What Not to Say at Your Social Security Hearing

What Not to Say

Clients often ask me “is there anything I shouldn’t say at my hearing?” As an attorney this always makes me nervous as we are obligated to be forthright and honest about all aspects of a claim. The judge, having already read your medical records, work history and earnings records, probably already knows more than you think and is acutely aware of any red flags or short comings with your claim. There is no point is discrediting your own testimony by attempting to lie about anything. I doubt many people were seriously contemplating lying or withholding evidence but instead want to know more about some things that can come out wrong or complicate their testimony. I’ll do my best below to try to point out some common mistakes and how to better handle them.

Stick to the questions asked of you

Clients are often, understandably, excited to explain their impairments and why they deserve disability. That enthusiasm is great, but when it’s unfocused it can actually muddle your testimony and even hurt your claim. Many people try to jump right in and start explaining their position or telling their story. You will definitely get a chance to say anything relevant to you claim but a hearing starts slow with basic background information and legal notices and often work history before a judge is really ready to weigh in on your claim.

Once you get into testimony regarding your impairments claimants will sometimes want to talk about how long they’ve been suffering or how unlucky or unfortunate it was that they were hurt and it was not their fault. These are emotional topics and I would hate to sound dismissive of such things but a disability judge really needs to hear about your current level of impairment and why it prevents you from working and anything that complicates that probably does more harm than good. So, while things like how you weren’t at fault or that your condition is genetic or that you’ve had pain for a very long time can be helpful pretext, focus on your current or most recent condition when answering a judges questions. An attorney can help you understand the most relevant time period for your claim and whether much, if any, context is needed to support your diagnosis.

I can do anything

I’ve had clients with physical limitations that were unwilling to admit to being unable to do something. They’d say things like “well I could lift as much as I want it would just hurt a lot.” That’s ok but what the judge is really trying to ascertain is how much you can lift or how much weight is too much so that you’d avoid lifting it in order to avoid serious pain. Think about how much you’d be able to lift at a job before being unable to keep up. Be reasonable about your limits. Being honest with yourself about how your limited is an important first step to explaining it to anyone else.

I can’t do anything

The flip side of the precious problem- if you are alleging mental health impairments only you don’t need to prove you can’t lift any weight. It’s ok to say that you don’t have issues in that area. In fact, it makes judges more suspicious when you start alleging things that are not supported in the record. Not every single question needs to have a completely disabling response. Again, begin by being honest with yourself about your limits.
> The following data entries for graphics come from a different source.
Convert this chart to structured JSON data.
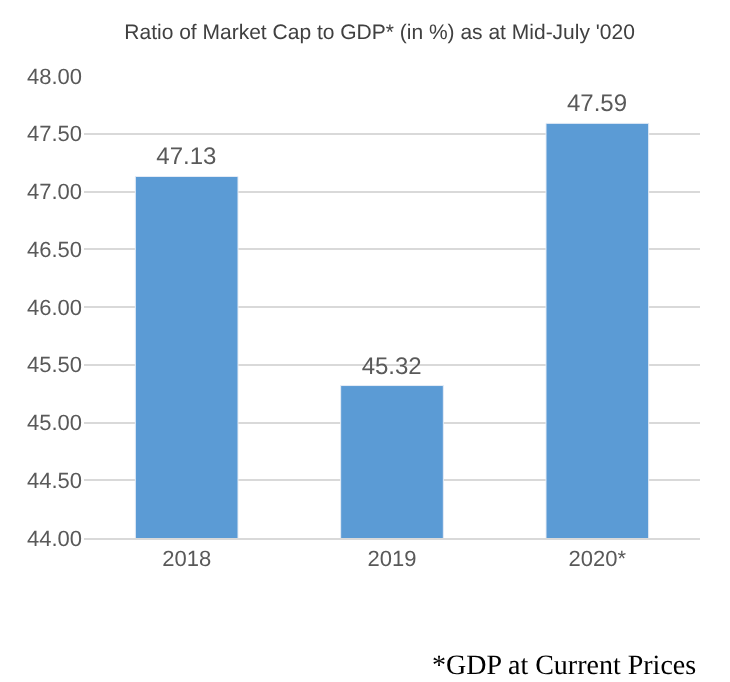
{
  "chart_data": {
    "type": "bar",
    "title": "Ratio of Market Cap to GDP* (in %) as at Mid-July '020",
    "categories": [
      "2018",
      "2019",
      "2020*"
    ],
    "values": [
      47.13,
      45.32,
      47.59
    ],
    "color": "#5b9bd5",
    "ylim": [
      44,
      48
    ],
    "yticks": [
      {
        "value": 44,
        "label": "44.00"
      },
      {
        "value": 44.5,
        "label": "44.50"
      },
      {
        "value": 45,
        "label": "45.00"
      },
      {
        "value": 45.5,
        "label": "45.50"
      },
      {
        "value": 46,
        "label": "46.00"
      },
      {
        "value": 46.5,
        "label": "46.50"
      },
      {
        "value": 47,
        "label": "47.00"
      },
      {
        "value": 47.5,
        "label": "47.50"
      },
      {
        "value": 48,
        "label": "48.00"
      }
    ],
    "grid": "y",
    "data_labels": true,
    "annotations": [
      "*GDP at Current Prices"
    ]
  }
}
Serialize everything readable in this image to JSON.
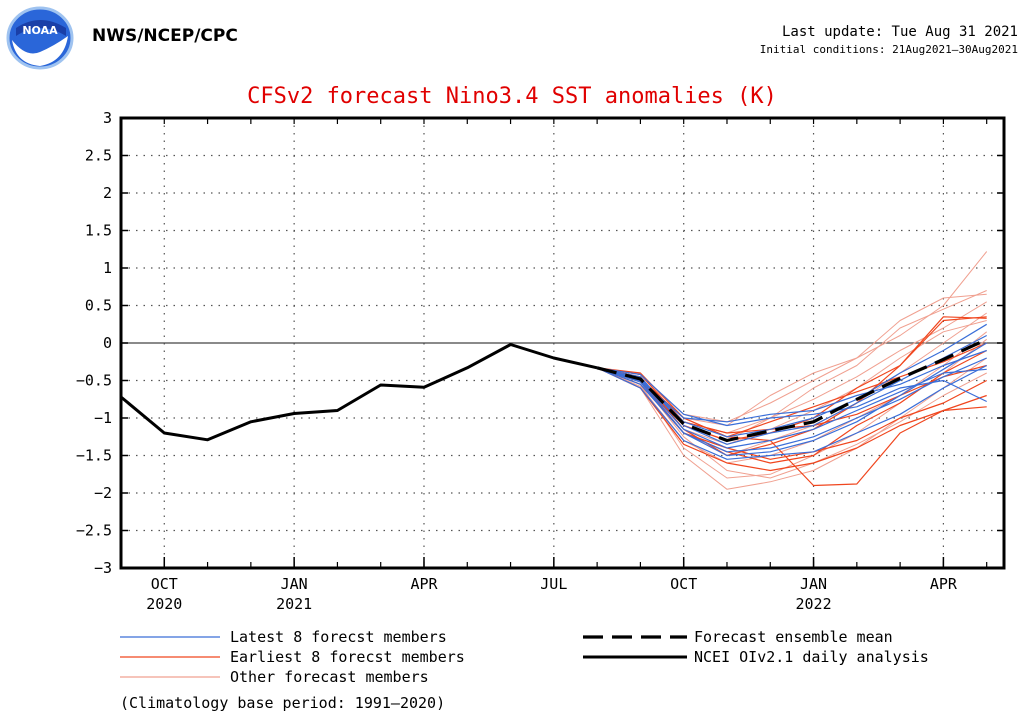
{
  "header": {
    "organization": "NWS/NCEP/CPC",
    "last_update": "Last update: Tue Aug 31 2021",
    "initial_conditions": "Initial conditions: 21Aug2021–30Aug2021",
    "logo_text": "NOAA"
  },
  "chart_data": {
    "type": "line",
    "title": "CFSv2 forecast Nino3.4 SST anomalies (K)",
    "title_color": "#e00000",
    "xlabel": "",
    "ylabel": "",
    "x_months": [
      "Sep 2020",
      "Oct 2020",
      "Nov 2020",
      "Dec 2020",
      "Jan 2021",
      "Feb 2021",
      "Mar 2021",
      "Apr 2021",
      "May 2021",
      "Jun 2021",
      "Jul 2021",
      "Aug 2021",
      "Sep 2021",
      "Oct 2021",
      "Nov 2021",
      "Dec 2021",
      "Jan 2022",
      "Feb 2022",
      "Mar 2022",
      "Apr 2022",
      "May 2022"
    ],
    "xlim": [
      0,
      20.4
    ],
    "ylim": [
      -3,
      3
    ],
    "yticks": [
      3,
      2.5,
      2,
      1.5,
      1,
      0.5,
      0,
      -0.5,
      -1,
      -1.5,
      -2,
      -2.5,
      -3
    ],
    "ytick_labels": [
      "3",
      "2.5",
      "2",
      "1.5",
      "1",
      "0.5",
      "0",
      "−0.5",
      "−1",
      "−1.5",
      "−2",
      "−2.5",
      "−3"
    ],
    "xtick_labels": [
      {
        "x": 1,
        "month": "OCT",
        "year": "2020"
      },
      {
        "x": 4,
        "month": "JAN",
        "year": "2021"
      },
      {
        "x": 7,
        "month": "APR",
        "year": ""
      },
      {
        "x": 10,
        "month": "JUL",
        "year": ""
      },
      {
        "x": 13,
        "month": "OCT",
        "year": ""
      },
      {
        "x": 16,
        "month": "JAN",
        "year": "2022"
      },
      {
        "x": 19,
        "month": "APR",
        "year": ""
      }
    ],
    "grid": true,
    "zero_line": true,
    "observed": {
      "name": "NCEI OIv2.1 daily analysis",
      "color": "#000000",
      "x": [
        0,
        1,
        2,
        3,
        4,
        5,
        6,
        7,
        8,
        9,
        10,
        11
      ],
      "y": [
        -0.72,
        -1.2,
        -1.29,
        -1.05,
        -0.94,
        -0.9,
        -0.56,
        -0.59,
        -0.33,
        -0.02,
        -0.2,
        -0.33
      ]
    },
    "ensemble_mean": {
      "name": "Forecast ensemble mean",
      "color": "#000000",
      "x": [
        11,
        12,
        13,
        14,
        15,
        16,
        17,
        18,
        19,
        20
      ],
      "y": [
        -0.33,
        -0.48,
        -1.08,
        -1.3,
        -1.17,
        -1.05,
        -0.75,
        -0.47,
        -0.22,
        0.05
      ]
    },
    "members_x": [
      11,
      12,
      13,
      14,
      15,
      16,
      17,
      18,
      19,
      20
    ],
    "latest_members": {
      "name": "Latest 8 forecst members",
      "color": "#3a6ed8",
      "series": [
        [
          -0.33,
          -0.45,
          -1.1,
          -1.35,
          -1.2,
          -1.1,
          -0.8,
          -0.5,
          -0.2,
          0.1
        ],
        [
          -0.33,
          -0.5,
          -1.0,
          -1.05,
          -0.95,
          -0.9,
          -0.7,
          -0.55,
          -0.3,
          -0.1
        ],
        [
          -0.33,
          -0.55,
          -1.2,
          -1.45,
          -1.4,
          -1.25,
          -1.0,
          -0.75,
          -0.45,
          -0.2
        ],
        [
          -0.33,
          -0.48,
          -1.05,
          -1.25,
          -1.15,
          -1.0,
          -0.75,
          -0.4,
          -0.1,
          0.25
        ],
        [
          -0.33,
          -0.6,
          -1.3,
          -1.55,
          -1.5,
          -1.45,
          -1.2,
          -0.95,
          -0.6,
          -0.3
        ],
        [
          -0.33,
          -0.42,
          -0.95,
          -1.1,
          -1.0,
          -0.95,
          -0.85,
          -0.6,
          -0.5,
          -0.78
        ],
        [
          -0.33,
          -0.5,
          -1.15,
          -1.4,
          -1.3,
          -1.15,
          -0.9,
          -0.65,
          -0.4,
          -0.35
        ],
        [
          -0.33,
          -0.52,
          -1.2,
          -1.5,
          -1.45,
          -1.3,
          -1.05,
          -0.7,
          -0.35,
          0.0
        ]
      ]
    },
    "earliest_members": {
      "name": "Earliest 8 forecst members",
      "color": "#f0461e",
      "series": [
        [
          -0.33,
          -0.4,
          -1.0,
          -1.25,
          -1.3,
          -1.9,
          -1.88,
          -1.2,
          -0.9,
          -0.7
        ],
        [
          -0.33,
          -0.45,
          -1.15,
          -1.5,
          -1.35,
          -1.15,
          -0.8,
          -0.3,
          0.35,
          0.33
        ],
        [
          -0.33,
          -0.55,
          -1.2,
          -1.4,
          -1.55,
          -1.45,
          -1.3,
          -1.0,
          -0.8,
          -0.5
        ],
        [
          -0.33,
          -0.5,
          -1.1,
          -1.3,
          -1.2,
          -1.0,
          -0.6,
          -0.3,
          0.3,
          0.35
        ],
        [
          -0.33,
          -0.42,
          -1.05,
          -1.2,
          -1.15,
          -1.1,
          -0.95,
          -0.7,
          -0.45,
          -0.3
        ],
        [
          -0.33,
          -0.6,
          -1.35,
          -1.6,
          -1.7,
          -1.6,
          -1.4,
          -1.1,
          -0.9,
          -0.85
        ],
        [
          -0.33,
          -0.48,
          -1.0,
          -1.25,
          -1.05,
          -0.85,
          -0.65,
          -0.45,
          -0.25,
          0.0
        ],
        [
          -0.33,
          -0.5,
          -1.2,
          -1.45,
          -1.6,
          -1.5,
          -1.1,
          -0.8,
          -0.4,
          -0.1
        ]
      ]
    },
    "other_members": {
      "name": "Other forecast members",
      "color": "#f0a090",
      "series": [
        [
          -0.33,
          -0.5,
          -1.0,
          -1.1,
          -0.7,
          -0.4,
          -0.2,
          0.1,
          0.5,
          1.22
        ],
        [
          -0.33,
          -0.45,
          -1.1,
          -1.3,
          -1.0,
          -0.6,
          -0.3,
          0.2,
          0.45,
          0.7
        ],
        [
          -0.33,
          -0.55,
          -1.4,
          -1.8,
          -1.75,
          -1.5,
          -1.2,
          -0.8,
          -0.4,
          0.05
        ],
        [
          -0.33,
          -0.5,
          -1.2,
          -1.5,
          -1.3,
          -1.1,
          -0.8,
          -0.4,
          0.0,
          0.4
        ],
        [
          -0.33,
          -0.6,
          -1.5,
          -1.95,
          -1.85,
          -1.7,
          -1.4,
          -1.0,
          -0.6,
          -0.2
        ],
        [
          -0.33,
          -0.42,
          -0.95,
          -1.05,
          -0.8,
          -0.5,
          -0.2,
          0.3,
          0.6,
          0.65
        ],
        [
          -0.33,
          -0.58,
          -1.3,
          -1.6,
          -1.5,
          -1.3,
          -1.0,
          -0.7,
          -0.3,
          0.15
        ],
        [
          -0.33,
          -0.48,
          -1.05,
          -1.2,
          -1.0,
          -0.75,
          -0.45,
          -0.1,
          0.2,
          0.55
        ],
        [
          -0.33,
          -0.52,
          -1.25,
          -1.7,
          -1.8,
          -1.6,
          -1.35,
          -1.05,
          -0.7,
          -0.4
        ],
        [
          -0.33,
          -0.46,
          -1.15,
          -1.35,
          -1.15,
          -0.9,
          -0.6,
          -0.2,
          0.15,
          0.3
        ]
      ]
    }
  },
  "legend": {
    "footnote": "(Climatology base period: 1991–2020)"
  }
}
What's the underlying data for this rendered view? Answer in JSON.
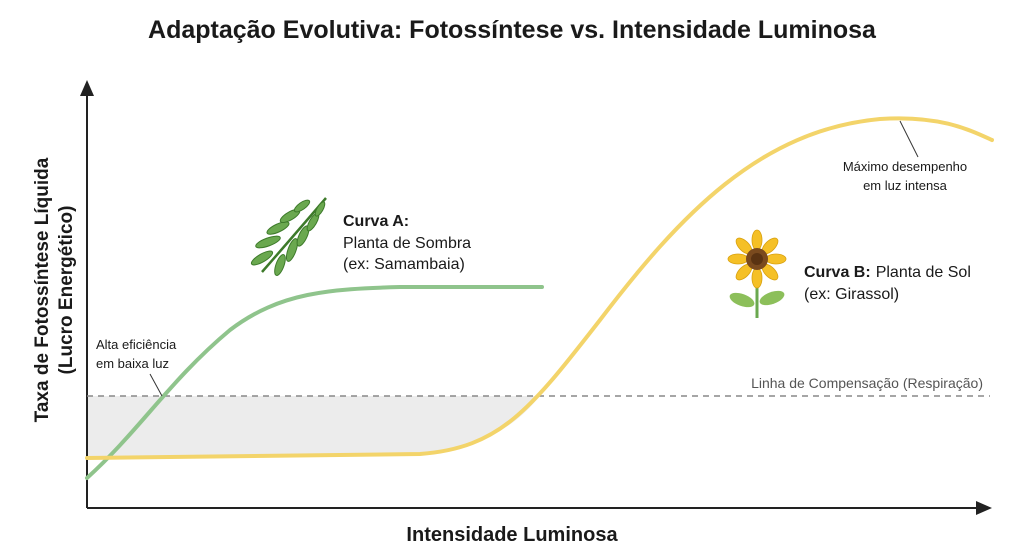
{
  "title": "Adaptação Evolutiva: Fotossíntese vs. Intensidade Luminosa",
  "axes": {
    "y_label": [
      "Taxa de Fotossíntese Líquida",
      "(Lucro Energético)"
    ],
    "x_label": "Intensidade Luminosa"
  },
  "curves": [
    {
      "name": "Curva A:",
      "lines": [
        "Planta de Sombra",
        "(ex: Samambaia)"
      ]
    },
    {
      "name": "Curva B:",
      "lines": [
        "Planta de Sol",
        "(ex: Girassol)"
      ]
    }
  ],
  "annotations": {
    "low_light": [
      "Alta eficiência",
      "em baixa luz"
    ],
    "peak": [
      "Máximo desempenho",
      "em luz intensa"
    ],
    "compensation": "Linha de Compensação (Respiração)"
  }
}
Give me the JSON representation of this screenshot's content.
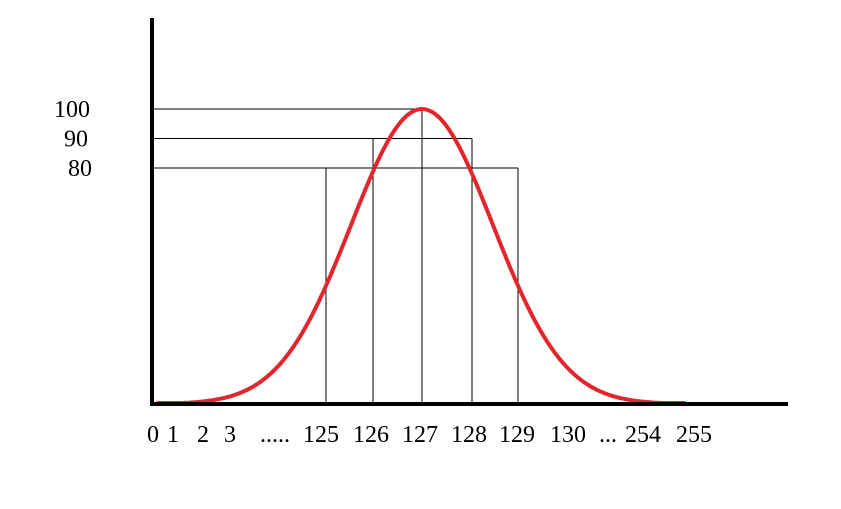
{
  "chart_data": {
    "type": "line",
    "title": "",
    "xlabel": "",
    "ylabel": "",
    "x_tick_labels": [
      "0",
      "1",
      "2",
      "3",
      ".....",
      "125",
      "126",
      "127",
      "128",
      "129",
      "130",
      "...",
      "254",
      "255"
    ],
    "y_tick_labels": [
      "100",
      "90",
      "80"
    ],
    "y_ticks": [
      100,
      90,
      80
    ],
    "marked_points": [
      {
        "x": 125,
        "y": 80
      },
      {
        "x": 126,
        "y": 90
      },
      {
        "x": 127,
        "y": 100
      },
      {
        "x": 128,
        "y": 90
      },
      {
        "x": 129,
        "y": 80
      }
    ],
    "curve": {
      "shape": "bell",
      "peak": 100,
      "peak_at": 127,
      "start": 0,
      "end": 255
    },
    "grid": false,
    "legend": "none",
    "colors": {
      "curve": "#e3262d",
      "axes": "#000000",
      "guides": "#000000"
    }
  }
}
I was disabled before I quit working

There might be some room for this with part time or accommodated work but generally you’re not trying to prove anything back before you stopped working. You probably are not alleging disability then and a judge would be unable to award benefits for any time period you’re making above SGA earnings regardless. If anything, it just sounds like your conditions allowed you to work for a time. It would be more helpful to focus on why they caused that job to end or why you wouldn’t be able to return to such work.

I never did that

If, in fact, you never did something certainly don’t just lie and say you did. Generally, however, if a judge is asking you about a trip or a hobby or a job it is based on something in your records that they would like some context or explanation of it. It does not mean you were never supposed to do those things, the judge is just evaluating the extent of your impairment and would like some help reconciling different pieces of evidence. Instead, you can say things like ‘I did try to work but it only lasted a short period before my conditions did not allow me to continue.’ Or that you do like to attend church but rarely get there anymore. Lot of people seem to identify as fishermen or sports enthusiasts, crafters or artists even after they are disabled and no longer able to engage in such activities the same as before.

Yep, yep, yep

Often times judge will ask a list of questions that sounds something like- ‘are you able to dress yourself? Are you able make your bed? Shower? Do dishes and laundry? Most people have to do all such activities in some degree, but simply saying you do them all can often sound like an overestimation of your conditions. Instead it can be more helpful to provide some context. Saying I can was dishes but often need a break if it’s a whole meal is a more helpful answer. Or perhaps you can do laundry but frequently ask for help because stairs are hard. Or that you can get washed and dressed on your own but need remainders to do so. Direct answers are best, but so direct that answers lack proper context can also be misleading.

Ultimately having a good attorney on your claim will help with any of these or other issues that may arise in your testimony. An attorney will prepare you with what to say or issues that may come up before your hearing. During your hearing your attorney will also ask follow up questions to provide proper context or further elucidation on any answers that were incomplete or may have left a judge with the wrong impression.